Es blieb einem nicht viel mehr, als den Moment im eigenen Gedächtnis festzuhalten und die Unsicherheit auszuhalten, ob man wohl eines der Lieder nochmal zu hören bekommt. Jetzt erscheint am Freitag (14. April) das neue Album «Multitudes», das den gleichen Titel trägt wie die Konzertreihe und darauf aufbaut.

Die Kanadierin Leslie Feist ist schon vor rund zwei Jahrzehnten bekanntgeworden. Mit «Let It Die» legte sie 2004 ein Album vor, das bis heute zeitlos geblieben ist. Später tauchte ihr Song «1234» vom Album «The Reminder» im Werbespot eines Technikgiganten auf. Mit «Metals» und «Pleasure» wurde die Musik dann komplexer. Man konnte sie seltener einfach so wegdudeln, sondern musste hinhören.

Ein Album der großen Themen

Auch «Multitudes» fordert einen beim Hören heraus, macht es einem dann aber bald leicht. Das Album erzählt von den großen Themen, die einen im Leben beschäftigen, von Verlust und Neuanfang. Die 47-Jährige hat das selbst in den zurückliegenden Jahren erlebt, mit dem Tod ihres Vaters und ihrer Rolle als Mutter.

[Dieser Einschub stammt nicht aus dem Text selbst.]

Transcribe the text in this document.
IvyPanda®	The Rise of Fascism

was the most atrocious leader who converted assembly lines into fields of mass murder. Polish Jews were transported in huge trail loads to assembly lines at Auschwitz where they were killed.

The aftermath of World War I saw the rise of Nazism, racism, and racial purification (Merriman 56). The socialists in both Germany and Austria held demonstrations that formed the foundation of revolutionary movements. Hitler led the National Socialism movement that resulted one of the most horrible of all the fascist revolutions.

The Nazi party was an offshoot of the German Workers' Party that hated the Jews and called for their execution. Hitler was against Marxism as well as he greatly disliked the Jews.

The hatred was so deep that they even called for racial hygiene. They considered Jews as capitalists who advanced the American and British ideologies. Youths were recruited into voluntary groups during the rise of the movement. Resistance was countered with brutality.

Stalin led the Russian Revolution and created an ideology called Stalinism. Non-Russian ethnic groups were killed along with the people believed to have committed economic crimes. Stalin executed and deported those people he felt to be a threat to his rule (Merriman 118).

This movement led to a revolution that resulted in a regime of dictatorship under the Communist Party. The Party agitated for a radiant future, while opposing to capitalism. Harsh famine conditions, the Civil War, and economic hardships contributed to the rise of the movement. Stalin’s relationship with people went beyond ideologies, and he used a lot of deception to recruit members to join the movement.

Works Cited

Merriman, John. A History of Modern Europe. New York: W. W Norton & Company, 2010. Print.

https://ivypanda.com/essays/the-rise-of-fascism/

Zwischen dem Verlust ihres Vaters und der «Ankunft» ihrer Tochter habe es diesen messerscharfen Moment im Erwachsensein gegeben, der unglaublich herausfordernd gewesen sei, sagte Feist im Interview mit «Variety». Darin erzählte sie auch, sie habe in ihren 30ern gedacht, jetzt sei sie erwachsen – und dann geschehe etwas und plötzlich stehe alles im Zusammenhang mit Trauer, Last, Angst und Selbstverlust. «Es stellt sich ein neues Verständnis von Zeit als endlich ein, Zeit als wertvoll, Zeit im Sinne von: Wie verbringen wir sie miteinander?»

Die Stimme nimmt gefangen

Das neue Album beginnt mit «In Lightning» scheppernd, wechselt dann aber schon im ersten Lied zwischendrin zu klareren Passagen. Immer ist es Feists Stimme, die so besonders ist, dass man sich davon gefangen nehmen lassen kann. Besonders schön erlebt man das bei «Forever Before» oder «The Redwing». Das Album klingt klarer und eingängiger als die zurückliegende Platte «Pleasure».

Mit übereinandergelegtem Gesang erinnert «Calling All the Gods» an eine Hymne. Das Lied «Love Who We Are Meant To» ist ein sehr erwachsenes Liebeslied. Und «Become the Earth» klingt wie eine Geisterbeschwörung. Darin heißt es: «Some people are gone / and the people who stay / will eventually go / in a matter of days.» Eine Erinnerung daran, dass sich alles verändert im Leben und niemand bleibt. Das neue Album von Feist kann einen tief berühren, wenn man das möchte. Dafür braucht es übrigens auch kein Handyfoto.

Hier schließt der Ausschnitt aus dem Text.